More than a Greek-only solution needed to solve CWRU’s sexual misconduct problem

Last semester’s uptick in reported instances of sexual misconduct within the Greek system was initially all but unknown by people outside of the Greek community.

Rumors of the situation circulated on Yik Yak, but neither the Office of Greek Life nor the Office of Student Affairs, which had initially informed Greek Life of the problem, had issued any official statements to the campus community at large. Even President Barbara R. Snyder didn’t know about the situation until after The Observer had reported on it.

This trend of division between Greek action and greater campus unawareness continues, with the situation being addressed through a closed, Greek-only focus group. Neither condemnation from central administration, nor statement from the Office of Student Affairs, nor campus-wide solution or discussion has been offered so far for this campus-wide problem.

To clarify for those who may have forgotten over the long break and taxing first couple of weeks back, the situation referred to here was 10 instances of sexual misconduct reported specifically in conjunction with Greek events, largely involving alcohol, this past fall semester. Shortly after someone within the Office of Student Affairs informed Greek Life of this disturbing trend, rumors that Greek Life had ordered fraternities to cancel all parties for the semester’s one remaining weekend began to spread on Yik Yak. More accurately, Greek Life issued a suggestion that fraternities cancel any event involving alcohol. Mark Starr, Director of Greek Life, reported this week that, to his knowledge, fraternities did heed this recommendation and cancelled that weekend’s planned parties.

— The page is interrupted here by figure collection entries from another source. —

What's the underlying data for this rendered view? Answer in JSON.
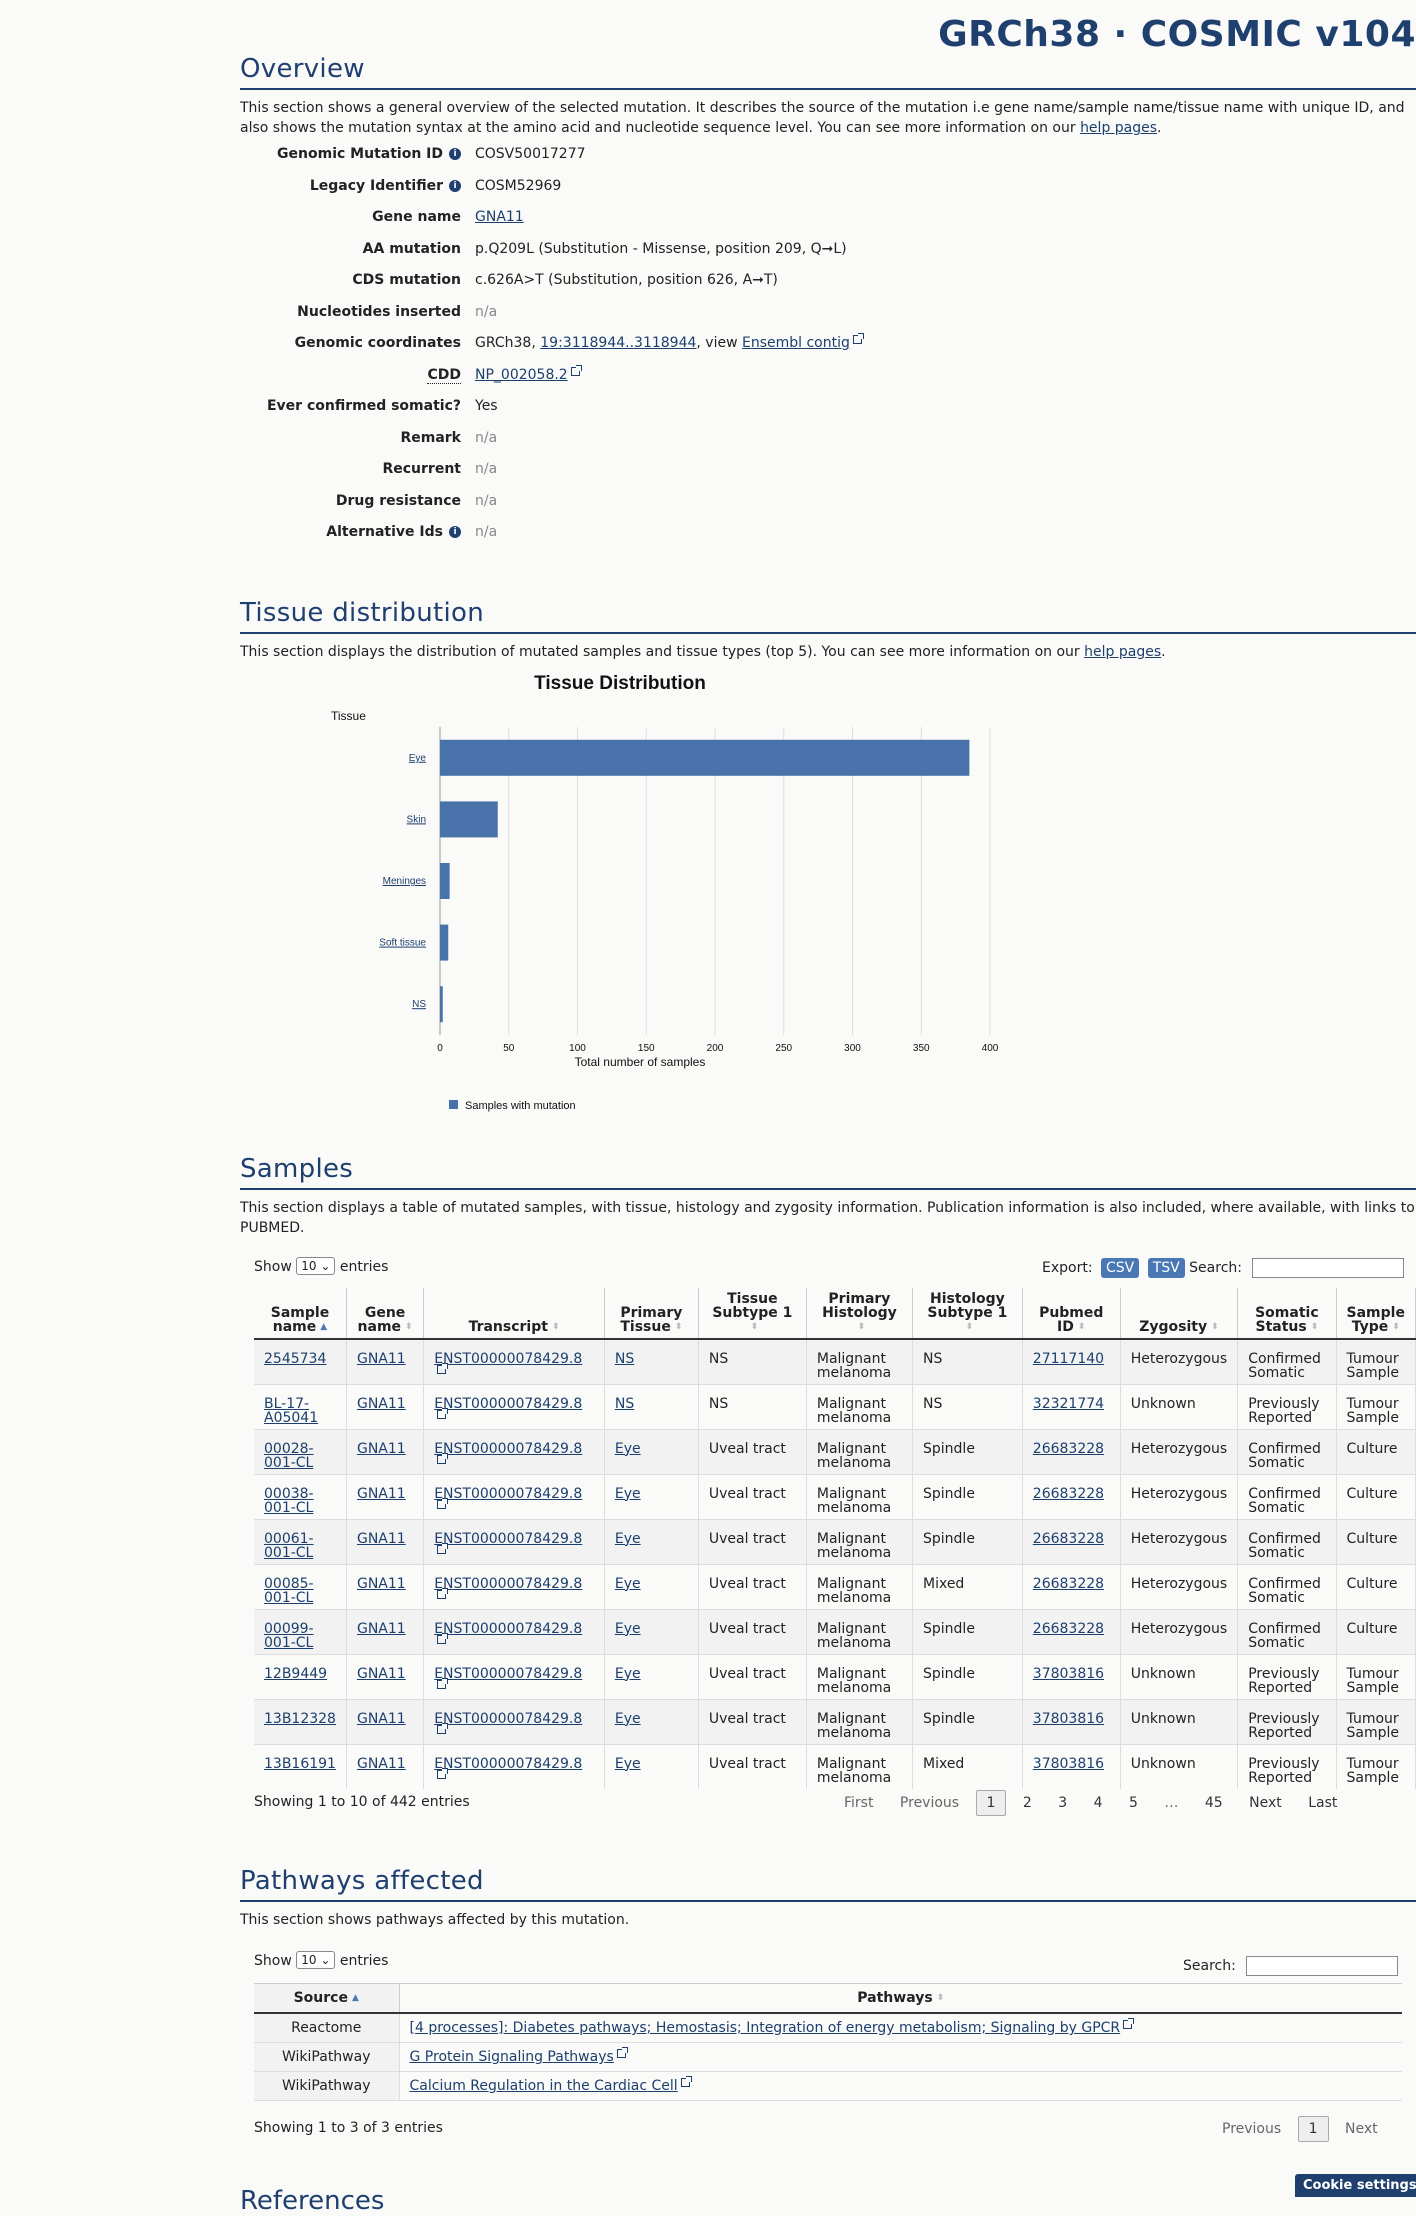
{
  "header": {
    "brand": "GRCh38 · COSMIC v104"
  },
  "overview": {
    "title": "Overview",
    "description_pre": "This section shows a general overview of the selected mutation. It describes the source of the mutation i.e gene name/sample name/tissue name with unique ID, and also shows the mutation syntax at the amino acid and nucleotide sequence level. You can see more information on our ",
    "help_link": "help pages",
    "rows": [
      {
        "key": "Genomic Mutation ID",
        "value": "COSV50017277"
      },
      {
        "key": "Legacy Identifier",
        "value": "COSM52969"
      },
      {
        "key": "Gene name",
        "value": "GNA11"
      },
      {
        "key": "AA mutation",
        "value": "p.Q209L (Substitution - Missense, position 209, Q➞L)"
      },
      {
        "key": "CDS mutation",
        "value": "c.626A>T (Substitution, position 626, A➞T)"
      },
      {
        "key": "Nucleotides inserted",
        "value": "n/a"
      },
      {
        "key": "Genomic coordinates",
        "value_prefix": "GRCh38, ",
        "coord_link": "19:3118944..3118944",
        "value_mid": ", view ",
        "ensembl_link": "Ensembl contig"
      },
      {
        "key": "CDD",
        "value": "NP_002058.2"
      },
      {
        "key": "Ever confirmed somatic?",
        "value": "Yes"
      },
      {
        "key": "Remark",
        "value": "n/a"
      },
      {
        "key": "Recurrent",
        "value": "n/a"
      },
      {
        "key": "Drug resistance",
        "value": "n/a"
      },
      {
        "key": "Alternative Ids",
        "value": "n/a"
      }
    ]
  },
  "tissue": {
    "title": "Tissue distribution",
    "description_pre": "This section displays the distribution of mutated samples and tissue types (top 5). You can see more information on our ",
    "help_link": "help pages"
  },
  "chart_data": {
    "type": "bar",
    "orientation": "horizontal",
    "title": "Tissue Distribution",
    "ylabel": "Tissue",
    "xlabel": "Total number of samples",
    "categories": [
      "Eye",
      "Skin",
      "Meninges",
      "Soft tissue",
      "NS"
    ],
    "series": [
      {
        "name": "Samples with mutation",
        "values": [
          385,
          42,
          7,
          6,
          2
        ]
      }
    ],
    "xlim": [
      0,
      400
    ],
    "xticks": [
      0,
      50,
      100,
      150,
      200,
      250,
      300,
      350,
      400
    ],
    "grid": true,
    "legend": "bottom-left",
    "color": "#4a72aa"
  },
  "samples": {
    "title": "Samples",
    "description": "This section displays a table of mutated samples, with tissue, histology and zygosity information. Publication information is also included, where available, with links to PUBMED.",
    "show_label": "Show",
    "entries_value": "10",
    "entries_label": "entries",
    "export_label": "Export:",
    "csv": "CSV",
    "tsv": "TSV",
    "search_label": "Search:",
    "columns": [
      "Sample name",
      "Gene name",
      "Transcript",
      "Primary Tissue",
      "Tissue Subtype 1",
      "Primary Histology",
      "Histology Subtype 1",
      "Pubmed ID",
      "Zygosity",
      "Somatic Status",
      "Sample Type"
    ],
    "rows": [
      [
        "2545734",
        "GNA11",
        "ENST00000078429.8",
        "NS",
        "NS",
        "Malignant melanoma",
        "NS",
        "27117140",
        "Heterozygous",
        "Confirmed Somatic",
        "Tumour Sample"
      ],
      [
        "BL-17-A05041",
        "GNA11",
        "ENST00000078429.8",
        "NS",
        "NS",
        "Malignant melanoma",
        "NS",
        "32321774",
        "Unknown",
        "Previously Reported",
        "Tumour Sample"
      ],
      [
        "00028-001-CL",
        "GNA11",
        "ENST00000078429.8",
        "Eye",
        "Uveal tract",
        "Malignant melanoma",
        "Spindle",
        "26683228",
        "Heterozygous",
        "Confirmed Somatic",
        "Culture"
      ],
      [
        "00038-001-CL",
        "GNA11",
        "ENST00000078429.8",
        "Eye",
        "Uveal tract",
        "Malignant melanoma",
        "Spindle",
        "26683228",
        "Heterozygous",
        "Confirmed Somatic",
        "Culture"
      ],
      [
        "00061-001-CL",
        "GNA11",
        "ENST00000078429.8",
        "Eye",
        "Uveal tract",
        "Malignant melanoma",
        "Spindle",
        "26683228",
        "Heterozygous",
        "Confirmed Somatic",
        "Culture"
      ],
      [
        "00085-001-CL",
        "GNA11",
        "ENST00000078429.8",
        "Eye",
        "Uveal tract",
        "Malignant melanoma",
        "Mixed",
        "26683228",
        "Heterozygous",
        "Confirmed Somatic",
        "Culture"
      ],
      [
        "00099-001-CL",
        "GNA11",
        "ENST00000078429.8",
        "Eye",
        "Uveal tract",
        "Malignant melanoma",
        "Spindle",
        "26683228",
        "Heterozygous",
        "Confirmed Somatic",
        "Culture"
      ],
      [
        "12B9449",
        "GNA11",
        "ENST00000078429.8",
        "Eye",
        "Uveal tract",
        "Malignant melanoma",
        "Spindle",
        "37803816",
        "Unknown",
        "Previously Reported",
        "Tumour Sample"
      ],
      [
        "13B12328",
        "GNA11",
        "ENST00000078429.8",
        "Eye",
        "Uveal tract",
        "Malignant melanoma",
        "Spindle",
        "37803816",
        "Unknown",
        "Previously Reported",
        "Tumour Sample"
      ],
      [
        "13B16191",
        "GNA11",
        "ENST00000078429.8",
        "Eye",
        "Uveal tract",
        "Malignant melanoma",
        "Mixed",
        "37803816",
        "Unknown",
        "Previously Reported",
        "Tumour Sample"
      ]
    ],
    "info": "Showing 1 to 10 of 442 entries",
    "pager": {
      "first": "First",
      "previous": "Previous",
      "pages": [
        "1",
        "2",
        "3",
        "4",
        "5",
        "…",
        "45"
      ],
      "next": "Next",
      "last": "Last"
    }
  },
  "pathways": {
    "title": "Pathways affected",
    "description": "This section shows pathways affected by this mutation.",
    "show_label": "Show",
    "entries_value": "10",
    "entries_label": "entries",
    "search_label": "Search:",
    "columns": [
      "Source",
      "Pathways"
    ],
    "rows": [
      {
        "source": "Reactome",
        "pathway": "[4 processes]: Diabetes pathways; Hemostasis; Integration of energy metabolism; Signaling by GPCR"
      },
      {
        "source": "WikiPathway",
        "pathway": "G Protein Signaling Pathways"
      },
      {
        "source": "WikiPathway",
        "pathway": "Calcium Regulation in the Cardiac Cell"
      }
    ],
    "info": "Showing 1 to 3 of 3 entries",
    "pager": {
      "previous": "Previous",
      "page": "1",
      "next": "Next"
    }
  },
  "references": {
    "title": "References"
  },
  "cookie": {
    "label": "Cookie settings"
  }
}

Currently, there is a focus group comprised of one member from each fraternity and sorority chapter on campus working on finding solutions. The focus group, funded through the Panhellenic Council and Interfraternity Congress (IFC) budgets, is working in collaboration with the Greek Life Office and the Cleveland Rape Crisis Center. It has met as a whole twice, with smaller subcommittee meetings happening between these meetings, and it plans to meet three more times this semester before making its proposal for a plan of action to prevent future sexual misconduct. The IFC is also planning to educate new members on bystander intervention.

While the IFC and this focus group are clearly trying to work towards the best possible solution, they are doing so through a purely Greek channel. Yet, Greek officials repeat that this is a campus-wide problem. Starr commented, “I think it’s a general university issue, and not just here, but everywhere.” IFC President Ethan Pickering had a similar perspective on the scale of the issue.

Sexual misconduct is an issue that impacts the whole campus. Their solution should be one that encompasses the whole campus.

This complaint cannot rest on Greek Life; as both Pickering and Starr noted, their response had been oriented to remain within their organizations’ “sphere of influence.” In addition, the Greek system’s response has been making good use of the organizational frameworks they have in place. To strengthen their role in actively working towards a solution, though, Greek Life would do well to include some non-Greek students in their focus group, to add a broader campus perspective.

Similarly to Greek Life, it may be easy to point blame at the president, but this lack of whole-campus response is not really the fault of Snyder, either. There are University offices below hers on which the responsibility could more fairly be placed.

That brings the focus to the Office of Student Affairs and one of its sub organizations, the University Judicial Board. It was, after all, the Office of Student Affairs that initially brought this problem to Greek attention, so clearly those working in the Office know that this is an issue serious enough to merit attention. The University Judicial Board must also be mentioned, as this stems from a systemic problem with student conduct and the board is currently handling the misconduct cases. To include the whole campus in addressing this campus-wide problem, the Office of Student Affairs and the University Judicial Board, not just Greek Life, would be the ideal organizations to take the lead in the search for solutions.

This solution should include all of us. After all, ending sexual misconduct is everyone’s responsibility.

Sexual misconduct is not just a Greek Life problem; fixing it shouldn’t be just a Greek Life solution.